Die Familie Gottes

Glaubensimpuls


Betrachtung zum Monatsspruch für den Februar aus 5. Mose 26,11: “Dann sollst du fröhlich sein und dich freuen über alles Gute, das der Herr, dein Gott, dir und deiner Familie gegeben hat: du, die Leviten und die Fremden in deiner Mitte.”

Die Gemeinde, der ich in Wien als Pastor diene, hat die Geburt Jesu mit zwei Gottesdiensten am Heiligen Abend gefeiert, einmal im Kerzenschein und einmal als Abendmahlsgottesdienst.

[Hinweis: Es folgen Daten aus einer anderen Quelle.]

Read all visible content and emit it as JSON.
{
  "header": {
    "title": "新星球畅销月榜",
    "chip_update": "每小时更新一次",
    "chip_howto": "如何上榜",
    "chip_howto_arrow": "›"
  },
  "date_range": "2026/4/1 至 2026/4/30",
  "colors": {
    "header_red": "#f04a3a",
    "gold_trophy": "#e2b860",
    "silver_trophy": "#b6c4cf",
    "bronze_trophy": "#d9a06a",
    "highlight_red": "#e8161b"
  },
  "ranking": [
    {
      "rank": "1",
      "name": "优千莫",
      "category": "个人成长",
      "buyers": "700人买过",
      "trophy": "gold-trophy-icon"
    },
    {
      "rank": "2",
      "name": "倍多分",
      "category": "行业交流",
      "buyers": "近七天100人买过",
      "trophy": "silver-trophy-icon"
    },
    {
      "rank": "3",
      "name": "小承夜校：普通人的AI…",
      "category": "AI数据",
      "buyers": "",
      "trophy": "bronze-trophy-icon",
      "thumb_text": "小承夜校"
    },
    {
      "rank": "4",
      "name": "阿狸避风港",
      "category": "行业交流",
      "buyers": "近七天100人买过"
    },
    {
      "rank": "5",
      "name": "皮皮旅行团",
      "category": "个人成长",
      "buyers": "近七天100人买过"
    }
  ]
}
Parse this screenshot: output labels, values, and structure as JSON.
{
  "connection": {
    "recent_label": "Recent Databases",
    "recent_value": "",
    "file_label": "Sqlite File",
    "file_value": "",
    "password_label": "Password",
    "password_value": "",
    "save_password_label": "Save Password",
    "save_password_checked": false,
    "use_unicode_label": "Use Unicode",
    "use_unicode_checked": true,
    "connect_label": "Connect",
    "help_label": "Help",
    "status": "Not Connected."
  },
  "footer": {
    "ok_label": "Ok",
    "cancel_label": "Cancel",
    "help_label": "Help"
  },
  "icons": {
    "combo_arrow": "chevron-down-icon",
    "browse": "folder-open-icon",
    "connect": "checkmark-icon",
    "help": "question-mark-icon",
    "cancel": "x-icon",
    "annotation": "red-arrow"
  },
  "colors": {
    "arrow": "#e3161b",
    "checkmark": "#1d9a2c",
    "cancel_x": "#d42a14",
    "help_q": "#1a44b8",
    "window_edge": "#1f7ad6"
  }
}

Am Tag danach sind meine Frau und ich in die USA geflogen, um die Feiertage fortzusetzen mit unseren erwachsenen Kindern, den Eltern meiner Frau und weiteren Mitgliedern der erweiterten Familie. Es war ein fröhliches Zusammentreffen. Weil es meist geschneit hat und bitterkalt war, haben wir viel Tage und Abende versammelt um einen Tisch im Haus der Schwiegereltern verbracht. Wir haben Weihnachtslieder gehört, einander lustige Geschichten erzählt, heiße Schokolade getrunken, Berge von selbstgemachten Keksen gegessen, einander erzählt, was in letzter Zeit geschehen ist, und darüber nachgedacht, was Gott Gutes für uns und unsere Familien getan hat. Es waren kostbare Momente, die wir zu selten erleben.

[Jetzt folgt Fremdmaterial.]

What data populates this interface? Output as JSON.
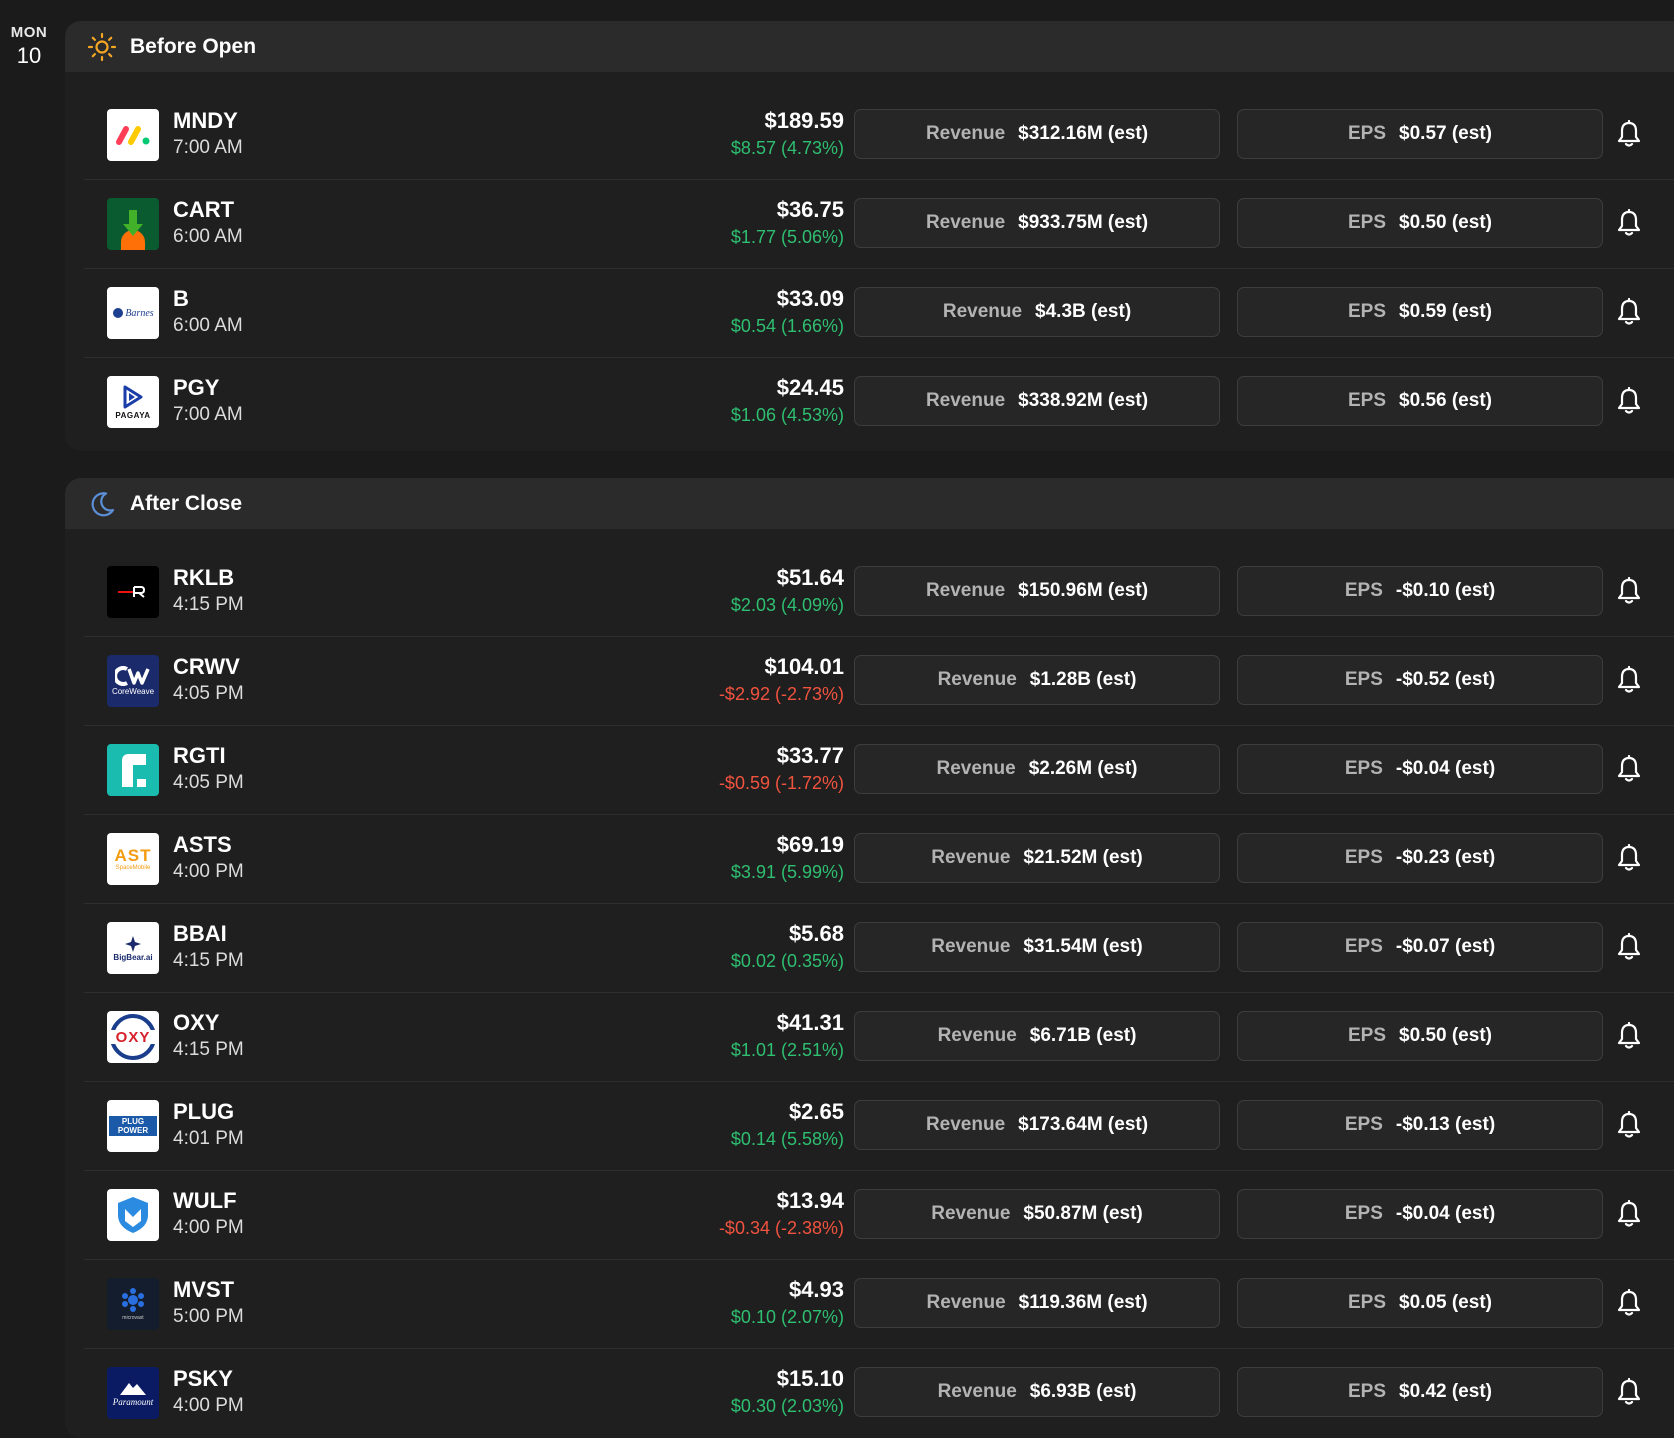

Zur selben Zeiten war in den Nachrichten der USA zu hören und zu sehen, wie viele Immigranten die Feiertage verbracht haben: versteckt in den Häusern und Wohnungen, verängstigt darüber, dass die Bundesbeamten der Einwanderungsbehörde sie auf der Straße anhalten könnten, oder dass sie an ihren Arbeitsorten festgenommen werden, getrennt von ihren Kindern, die in den USA geboren sind. Diese Taktiken sind das Resultat von Maßnahmen und politischen Ansichten, die Angehörige gewisser Gruppen von Einwanderern als von Natur aus gefährlich erachten und weswegen es verdienstvoll sei, sie zu deportieren.

Wir neigen dazu, die Menschen als Familienangehörige anzusehen, die uns durch Abstammung verbunden sind oder die mit uns in einem Haus leben. Der Verfasser des 5. Buches Mose zeichnet uns ein anderes Bild von Familie, ein Bild, das eine größere Gemeinschaft einbezieht, Menschen, die vielleicht nicht direkt mit uns in Verbindung stehen, aber denen gegenüber wir eine Verantwortung tragen, um für sie zu sorgen und sie zu beschützen.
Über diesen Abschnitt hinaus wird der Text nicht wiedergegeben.